After years of more or less continuous growth and relatively low macroeconomic volatility during the years named “The Great Moderation”1, the US economy entered in December 20072 what seems to have been the deepest recession since The Great Depression3 The recession has been of relatively long duration and contained both a credit-crunch and a significant downturn in the housing market.
The probability for corporate success varies together with the business cycle, and there is no doubt that the state of the macro economy influences the rate of investor and corporate success. This means that the potential risks of changes in business cycle growth rate is a potential threat to all market participants, which needs to be handled through risk management.
Even though the different business cycles can be described through relatively simple models such as the one explained in section ( U.S. business cycles ), the underlying reasons for the developments and the amplitude of the business cycles seems to be changing with each cycle.
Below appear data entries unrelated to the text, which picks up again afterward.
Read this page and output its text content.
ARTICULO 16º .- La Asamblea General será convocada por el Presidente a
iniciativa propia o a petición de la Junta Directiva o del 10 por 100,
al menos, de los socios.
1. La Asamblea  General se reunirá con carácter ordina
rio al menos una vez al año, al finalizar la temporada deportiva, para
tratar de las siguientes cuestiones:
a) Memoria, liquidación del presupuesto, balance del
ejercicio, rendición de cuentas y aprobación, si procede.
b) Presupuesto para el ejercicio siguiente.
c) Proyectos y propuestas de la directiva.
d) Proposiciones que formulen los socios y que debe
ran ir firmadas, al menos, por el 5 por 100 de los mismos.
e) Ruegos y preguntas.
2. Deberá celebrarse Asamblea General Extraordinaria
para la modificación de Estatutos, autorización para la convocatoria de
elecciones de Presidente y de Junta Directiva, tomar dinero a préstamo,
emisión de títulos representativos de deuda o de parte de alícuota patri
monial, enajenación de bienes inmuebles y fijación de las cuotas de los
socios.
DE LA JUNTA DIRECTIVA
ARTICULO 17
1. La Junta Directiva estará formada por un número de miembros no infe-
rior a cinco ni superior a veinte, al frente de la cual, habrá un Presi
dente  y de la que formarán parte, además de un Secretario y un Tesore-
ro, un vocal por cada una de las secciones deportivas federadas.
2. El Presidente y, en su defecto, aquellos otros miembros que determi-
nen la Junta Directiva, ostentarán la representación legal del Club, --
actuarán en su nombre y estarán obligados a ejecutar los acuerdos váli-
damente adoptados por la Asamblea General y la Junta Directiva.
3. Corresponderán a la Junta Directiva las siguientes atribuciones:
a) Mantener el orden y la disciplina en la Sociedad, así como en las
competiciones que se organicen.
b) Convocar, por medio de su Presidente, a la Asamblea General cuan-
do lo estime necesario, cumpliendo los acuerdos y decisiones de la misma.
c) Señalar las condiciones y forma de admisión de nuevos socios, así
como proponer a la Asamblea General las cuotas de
Wesley Clair Mitchell who was one of the early researchers of business cycles and leaders of NBER stated that; “since each business cycle in a sense is unique, a thoroughly adequate theory of business cycles, applicable to all cycles is unattainable” (Dua 2004, Page 1).
The vast studies of business cycles are invaluable to the possibilities of understanding the state of the macro economy and to be able to predict the future movements of the economy. Many of the most famous economists in history, such as Keynes and Schumpeter have been researching this subject, but in this section I will mainly use the research by The National Bureau of Economic Research (NBER) as their research is widely accepted among economists in the U.S. today.
Because of the importance of understanding the status of the economy today to be able to predict the future, not all indicators need to be leading the economy. This means that not all indicators included in the approach will have strong predictive abilities. But as this is a forecasting approach, the assessment of the different indicators will always point towards their possible implications for the future.
It has frequently been observed that interest in business or trade cycle theory is itself cyclical (e.g. Zarnowitz 1985, p.524). In periods of sustained prosperity interest wanes, as it did in the 1960s and early 1970s when research into macroeconomic dynamics concentrated on growth theory. At the end of the 1960s, the continued existence of business cycles was questioned. The experiences of the 1970s and early 1980s, especially following the 1973 and 1979 oil price shocks, brought a resurgence of interest in business cycles.